A Regra torna o homem apto para todas as obras. “Quando compreendida e praticada em toda sua extensão, ela forma verdadeiros soldados de Cristo, aptos a auxiliar a Igreja e as almas, através de todo tipo de ministério e obras, capazes de prosseguir o trabalho de sua santificação pessoal em meio aos trabalhos do apostolado.”
De onde ela tira essa maravilhosa eficácia? “Nenhuma Regra apresenta o Código da doutrina cristã como a de São Bento: é o livro mais simples e, ao mesmo tempo, o mais importante. Sua superioridade vem de que é toda orientada para a santidade, através dos meios mais diretos e infalíveis. A Regra de São Bento é essencialmente um código de santidade.”

3. - O ABADE

São Bento escreveu em sua Regra: “CRÊ-SE QUE O ABADE OCUPA NO MOSTEIRO O LUGAR DE CRISTO, POIS QUE SE LHE DÁ SEU NOME: “ABBA”, QUER DIZER PAI.”[15] No pensamento de nosso Santo Legislador, o chefe da comunidade representa a divina paternidade do  Cristo Senhor e é investido dela. Os monges devem pois ver em seu Abade a realeza, o sacerdócio e a paternidade pastoral do Filho de Deus.” Quão grande é o Abade aos olhos da fé! “A autoridade é Deus.”

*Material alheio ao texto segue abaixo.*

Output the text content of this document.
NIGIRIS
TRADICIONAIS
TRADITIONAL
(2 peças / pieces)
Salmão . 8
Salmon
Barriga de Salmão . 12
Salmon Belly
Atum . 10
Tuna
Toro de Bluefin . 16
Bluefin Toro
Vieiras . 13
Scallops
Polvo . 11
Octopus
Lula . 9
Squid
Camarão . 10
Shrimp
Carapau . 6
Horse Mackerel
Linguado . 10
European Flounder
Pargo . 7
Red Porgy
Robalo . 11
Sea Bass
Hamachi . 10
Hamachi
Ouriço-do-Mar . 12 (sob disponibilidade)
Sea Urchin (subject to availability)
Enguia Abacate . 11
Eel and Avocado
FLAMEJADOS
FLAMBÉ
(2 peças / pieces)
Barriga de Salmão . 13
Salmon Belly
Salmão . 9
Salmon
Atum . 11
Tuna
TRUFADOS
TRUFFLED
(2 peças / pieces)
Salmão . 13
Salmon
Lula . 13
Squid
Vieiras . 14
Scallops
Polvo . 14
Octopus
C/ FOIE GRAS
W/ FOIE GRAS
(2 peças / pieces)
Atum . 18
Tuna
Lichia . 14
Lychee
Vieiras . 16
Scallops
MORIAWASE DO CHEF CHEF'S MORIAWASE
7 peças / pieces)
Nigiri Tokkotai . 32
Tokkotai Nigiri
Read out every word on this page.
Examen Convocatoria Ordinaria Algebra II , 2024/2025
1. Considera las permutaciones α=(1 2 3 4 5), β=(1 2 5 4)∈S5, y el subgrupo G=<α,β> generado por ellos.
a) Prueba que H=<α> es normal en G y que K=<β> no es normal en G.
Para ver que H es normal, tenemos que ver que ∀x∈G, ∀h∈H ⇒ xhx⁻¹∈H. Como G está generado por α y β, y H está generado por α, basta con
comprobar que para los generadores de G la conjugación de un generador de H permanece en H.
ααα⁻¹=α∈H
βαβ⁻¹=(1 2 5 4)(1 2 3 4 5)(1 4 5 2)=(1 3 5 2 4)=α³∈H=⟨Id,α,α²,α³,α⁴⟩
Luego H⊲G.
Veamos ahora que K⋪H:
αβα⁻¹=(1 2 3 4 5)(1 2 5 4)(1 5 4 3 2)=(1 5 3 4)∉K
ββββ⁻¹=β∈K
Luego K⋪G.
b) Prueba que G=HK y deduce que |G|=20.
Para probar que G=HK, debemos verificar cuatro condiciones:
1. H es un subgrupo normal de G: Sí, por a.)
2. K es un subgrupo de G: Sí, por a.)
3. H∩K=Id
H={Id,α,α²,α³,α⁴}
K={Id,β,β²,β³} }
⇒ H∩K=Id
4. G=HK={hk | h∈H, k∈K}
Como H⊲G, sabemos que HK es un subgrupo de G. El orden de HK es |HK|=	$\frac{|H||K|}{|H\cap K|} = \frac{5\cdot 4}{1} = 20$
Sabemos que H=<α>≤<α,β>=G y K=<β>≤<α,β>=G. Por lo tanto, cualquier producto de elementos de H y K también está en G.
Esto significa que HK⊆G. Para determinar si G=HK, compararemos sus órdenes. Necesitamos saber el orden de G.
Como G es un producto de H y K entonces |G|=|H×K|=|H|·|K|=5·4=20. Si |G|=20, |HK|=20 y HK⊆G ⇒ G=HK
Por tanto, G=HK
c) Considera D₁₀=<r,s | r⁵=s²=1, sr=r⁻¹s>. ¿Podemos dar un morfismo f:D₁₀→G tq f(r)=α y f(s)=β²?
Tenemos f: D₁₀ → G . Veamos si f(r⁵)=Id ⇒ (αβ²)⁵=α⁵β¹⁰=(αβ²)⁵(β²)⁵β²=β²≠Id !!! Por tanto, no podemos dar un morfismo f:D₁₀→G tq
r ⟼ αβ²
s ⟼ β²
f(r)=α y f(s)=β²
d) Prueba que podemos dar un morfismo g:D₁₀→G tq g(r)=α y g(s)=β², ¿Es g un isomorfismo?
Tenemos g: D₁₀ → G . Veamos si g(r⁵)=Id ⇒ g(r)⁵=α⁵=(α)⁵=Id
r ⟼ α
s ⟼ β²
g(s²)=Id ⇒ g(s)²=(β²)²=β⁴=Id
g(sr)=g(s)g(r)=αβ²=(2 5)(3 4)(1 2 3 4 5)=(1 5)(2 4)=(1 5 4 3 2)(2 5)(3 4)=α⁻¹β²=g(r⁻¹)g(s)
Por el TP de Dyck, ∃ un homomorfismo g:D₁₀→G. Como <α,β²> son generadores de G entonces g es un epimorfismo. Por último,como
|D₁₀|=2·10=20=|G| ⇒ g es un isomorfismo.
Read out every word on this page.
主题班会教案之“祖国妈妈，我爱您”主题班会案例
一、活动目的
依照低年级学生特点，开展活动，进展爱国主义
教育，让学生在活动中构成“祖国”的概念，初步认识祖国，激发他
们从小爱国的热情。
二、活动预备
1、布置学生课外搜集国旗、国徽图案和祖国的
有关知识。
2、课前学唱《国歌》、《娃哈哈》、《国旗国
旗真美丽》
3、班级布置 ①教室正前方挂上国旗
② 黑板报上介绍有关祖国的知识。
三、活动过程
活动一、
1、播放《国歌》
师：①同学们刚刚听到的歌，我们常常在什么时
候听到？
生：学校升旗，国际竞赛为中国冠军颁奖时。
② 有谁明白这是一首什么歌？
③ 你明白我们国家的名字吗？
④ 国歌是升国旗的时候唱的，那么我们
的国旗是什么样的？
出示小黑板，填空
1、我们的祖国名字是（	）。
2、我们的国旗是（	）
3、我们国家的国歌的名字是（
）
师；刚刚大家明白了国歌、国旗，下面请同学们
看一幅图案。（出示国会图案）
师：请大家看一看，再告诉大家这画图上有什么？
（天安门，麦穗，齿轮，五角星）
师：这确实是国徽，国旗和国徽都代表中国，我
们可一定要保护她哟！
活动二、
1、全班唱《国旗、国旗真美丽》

“Numa época e num país em que o princípio da autoridade está completamente abalado e quase derrubado, devemos a todo preço elevá-la entre nós e considerá-la, segundo a doutrina de nossos Padres e da Igreja, como a base mais indispensável e mais sagrada de nossa ordem social e de nossa santificação pessoal. Eis um princípio no qual não se toca jamais impunemente. Se a autoridade é abalada, por qualquer motivo que seja, a comunidade é abalada. O princípio da autoridade é fundamental.”
É necessário então habituar-se a ver Deus em seus superiores. “Os superiores são o sacramento da autoridade de Deus. Deve-se considerar a autoridade como o Santíssimo Sacramento:  “Fracto demum sacramento, ne vacilles, sed memento tantum esse sub fragmento quantum toto tegitur”. “Quando a hóstia é quebrada, não te perturbes. Lembra-te que Ele está tanto na parte como no todo”[16]. É necessário não se enganar sobre isso: na Igreja, a menor parcela de autoridade exercida por um superior de casa religiosa é a autoridade de Jesus Cristo Rei. É Ele.  Não é tal ou tal pessoa.  Daí vem o texto do Evangelho que São Bento cita no capítulo quinto da Regra[17], aplicando-o aos Superiores:  “Quem vos ouve, a mim ouve. Quem vos despreza, a mim despreza.”[18]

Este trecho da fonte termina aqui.